Inondations : quand l’eau révèle nos manquements

Les inondations ne tombent pas du ciel par hasard. Elles sont souvent le miroir de nos erreurs collectives : urbanisation désordonnée, négligence des zones humides, politiques publiques à court souffle. L’étude publiée hier à Dakar par la Direction de la prévention et de la gestion des inondations (DPGI) met des chiffres sur un drame que vivent chaque année des milliers de Sénégalais : 187 milliards de FCfa seraient nécessaires pour sauver sept grandes localités du pays — Touba, Kaolack, Kaffrine, Tambacounda, Kédougou, et les communes du Lac Rose.
Une somme colossale, certes, mais combien coûte une vie ensevelie dans la boue ?
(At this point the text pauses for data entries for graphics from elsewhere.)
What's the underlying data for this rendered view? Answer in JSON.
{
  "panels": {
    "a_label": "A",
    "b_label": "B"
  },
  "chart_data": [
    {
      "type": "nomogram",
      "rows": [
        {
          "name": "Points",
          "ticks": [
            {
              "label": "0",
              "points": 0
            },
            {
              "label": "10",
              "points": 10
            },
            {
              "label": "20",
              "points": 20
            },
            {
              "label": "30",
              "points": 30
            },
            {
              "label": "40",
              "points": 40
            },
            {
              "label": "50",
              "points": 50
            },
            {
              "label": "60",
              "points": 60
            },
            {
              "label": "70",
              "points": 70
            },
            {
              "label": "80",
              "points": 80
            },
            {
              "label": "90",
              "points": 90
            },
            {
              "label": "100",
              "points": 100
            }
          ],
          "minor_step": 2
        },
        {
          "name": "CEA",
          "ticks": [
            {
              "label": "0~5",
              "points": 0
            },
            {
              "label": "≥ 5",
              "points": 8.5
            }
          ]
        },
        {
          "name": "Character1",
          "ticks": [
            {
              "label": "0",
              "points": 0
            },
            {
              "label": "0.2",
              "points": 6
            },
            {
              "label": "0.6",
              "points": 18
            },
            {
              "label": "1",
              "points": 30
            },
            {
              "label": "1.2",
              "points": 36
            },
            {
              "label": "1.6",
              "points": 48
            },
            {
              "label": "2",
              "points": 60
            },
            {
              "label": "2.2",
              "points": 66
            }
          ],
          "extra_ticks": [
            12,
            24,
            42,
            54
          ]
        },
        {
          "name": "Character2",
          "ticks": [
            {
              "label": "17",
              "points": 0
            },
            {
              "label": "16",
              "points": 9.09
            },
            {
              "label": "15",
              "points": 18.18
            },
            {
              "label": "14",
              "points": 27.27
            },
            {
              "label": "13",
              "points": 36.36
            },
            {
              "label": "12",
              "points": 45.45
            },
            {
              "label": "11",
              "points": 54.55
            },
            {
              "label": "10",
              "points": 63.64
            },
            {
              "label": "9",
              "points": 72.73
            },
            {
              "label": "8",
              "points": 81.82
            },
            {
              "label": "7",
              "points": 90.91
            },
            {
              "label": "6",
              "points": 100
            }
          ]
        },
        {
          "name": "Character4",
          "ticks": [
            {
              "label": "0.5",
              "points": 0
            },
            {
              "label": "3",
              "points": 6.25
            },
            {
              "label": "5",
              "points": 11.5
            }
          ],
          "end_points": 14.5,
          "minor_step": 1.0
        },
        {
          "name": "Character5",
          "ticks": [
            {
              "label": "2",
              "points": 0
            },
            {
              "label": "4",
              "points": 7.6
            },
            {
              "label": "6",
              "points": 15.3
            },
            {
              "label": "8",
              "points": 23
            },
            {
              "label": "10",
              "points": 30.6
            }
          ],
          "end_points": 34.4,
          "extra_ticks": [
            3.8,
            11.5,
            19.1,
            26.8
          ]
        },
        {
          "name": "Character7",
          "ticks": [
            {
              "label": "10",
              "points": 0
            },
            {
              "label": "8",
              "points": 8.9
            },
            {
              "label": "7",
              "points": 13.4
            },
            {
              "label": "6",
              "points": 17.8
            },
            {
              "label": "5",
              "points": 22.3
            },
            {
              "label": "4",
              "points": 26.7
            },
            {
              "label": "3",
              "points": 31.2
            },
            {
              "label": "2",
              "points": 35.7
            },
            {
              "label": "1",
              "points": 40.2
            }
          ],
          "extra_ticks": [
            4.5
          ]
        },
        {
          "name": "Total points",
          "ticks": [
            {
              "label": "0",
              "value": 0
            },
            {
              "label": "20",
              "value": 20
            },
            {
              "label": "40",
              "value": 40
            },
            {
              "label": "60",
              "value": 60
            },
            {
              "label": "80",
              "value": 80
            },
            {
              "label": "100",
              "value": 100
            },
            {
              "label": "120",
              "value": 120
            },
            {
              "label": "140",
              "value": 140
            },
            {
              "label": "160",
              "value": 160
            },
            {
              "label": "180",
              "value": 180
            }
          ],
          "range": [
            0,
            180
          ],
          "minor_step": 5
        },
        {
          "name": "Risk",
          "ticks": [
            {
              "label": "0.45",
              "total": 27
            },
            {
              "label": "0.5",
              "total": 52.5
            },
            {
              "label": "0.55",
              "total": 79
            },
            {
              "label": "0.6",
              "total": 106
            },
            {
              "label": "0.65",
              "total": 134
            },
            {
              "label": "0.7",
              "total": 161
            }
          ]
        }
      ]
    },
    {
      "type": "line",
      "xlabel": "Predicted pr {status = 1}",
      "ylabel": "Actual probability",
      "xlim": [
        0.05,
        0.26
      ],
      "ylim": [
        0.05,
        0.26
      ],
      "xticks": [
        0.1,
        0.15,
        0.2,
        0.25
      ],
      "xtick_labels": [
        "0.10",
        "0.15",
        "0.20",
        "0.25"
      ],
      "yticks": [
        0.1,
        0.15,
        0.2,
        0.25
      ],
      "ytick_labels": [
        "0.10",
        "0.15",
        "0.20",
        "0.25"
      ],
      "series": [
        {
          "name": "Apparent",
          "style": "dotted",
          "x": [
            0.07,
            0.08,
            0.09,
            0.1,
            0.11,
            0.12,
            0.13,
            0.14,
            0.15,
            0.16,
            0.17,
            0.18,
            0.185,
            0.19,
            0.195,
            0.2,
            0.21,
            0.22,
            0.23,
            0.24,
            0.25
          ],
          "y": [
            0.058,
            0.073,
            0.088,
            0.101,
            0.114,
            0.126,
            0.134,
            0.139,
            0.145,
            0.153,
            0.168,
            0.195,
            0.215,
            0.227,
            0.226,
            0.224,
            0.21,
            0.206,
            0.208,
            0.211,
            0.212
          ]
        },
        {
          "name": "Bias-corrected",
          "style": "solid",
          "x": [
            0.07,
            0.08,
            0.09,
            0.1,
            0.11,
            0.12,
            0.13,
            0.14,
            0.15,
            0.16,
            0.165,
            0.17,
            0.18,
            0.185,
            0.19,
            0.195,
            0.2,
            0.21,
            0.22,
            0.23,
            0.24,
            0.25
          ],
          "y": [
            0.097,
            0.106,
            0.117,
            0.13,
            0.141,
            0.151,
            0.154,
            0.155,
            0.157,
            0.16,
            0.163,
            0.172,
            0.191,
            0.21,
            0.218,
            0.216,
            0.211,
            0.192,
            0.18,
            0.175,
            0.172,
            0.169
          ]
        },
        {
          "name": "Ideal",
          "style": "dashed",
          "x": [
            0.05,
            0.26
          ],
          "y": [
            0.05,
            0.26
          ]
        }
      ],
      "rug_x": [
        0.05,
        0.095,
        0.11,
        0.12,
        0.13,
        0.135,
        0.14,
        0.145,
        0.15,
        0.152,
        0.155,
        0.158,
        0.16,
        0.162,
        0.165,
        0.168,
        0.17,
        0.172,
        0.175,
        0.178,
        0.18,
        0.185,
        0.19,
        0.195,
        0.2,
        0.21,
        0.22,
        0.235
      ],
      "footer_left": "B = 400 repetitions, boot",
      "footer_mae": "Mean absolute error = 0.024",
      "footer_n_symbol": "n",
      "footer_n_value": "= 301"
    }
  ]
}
Quand la nature se venge du désordre humain
Les conclusions de l’étude, menée par le cabinet Sepia Conseils, pointent du doigt un mal connu : nos villes étouffent sous le poids d’une urbanisation anarchique. À Touba, où les travaux sont estimés à 93 milliards de FCfa, les eaux stagnantes deviennent chaque hivernage des symboles d’impuissance. Au Lac Rose, la situation est critique : lotissements sauvages, routes coupées, canalisations bouchées.
Les experts appellent à une « course contre la montre » pour sauver le site, jadis fleuron écologique, aujourd’hui menacé par l’avidité foncière.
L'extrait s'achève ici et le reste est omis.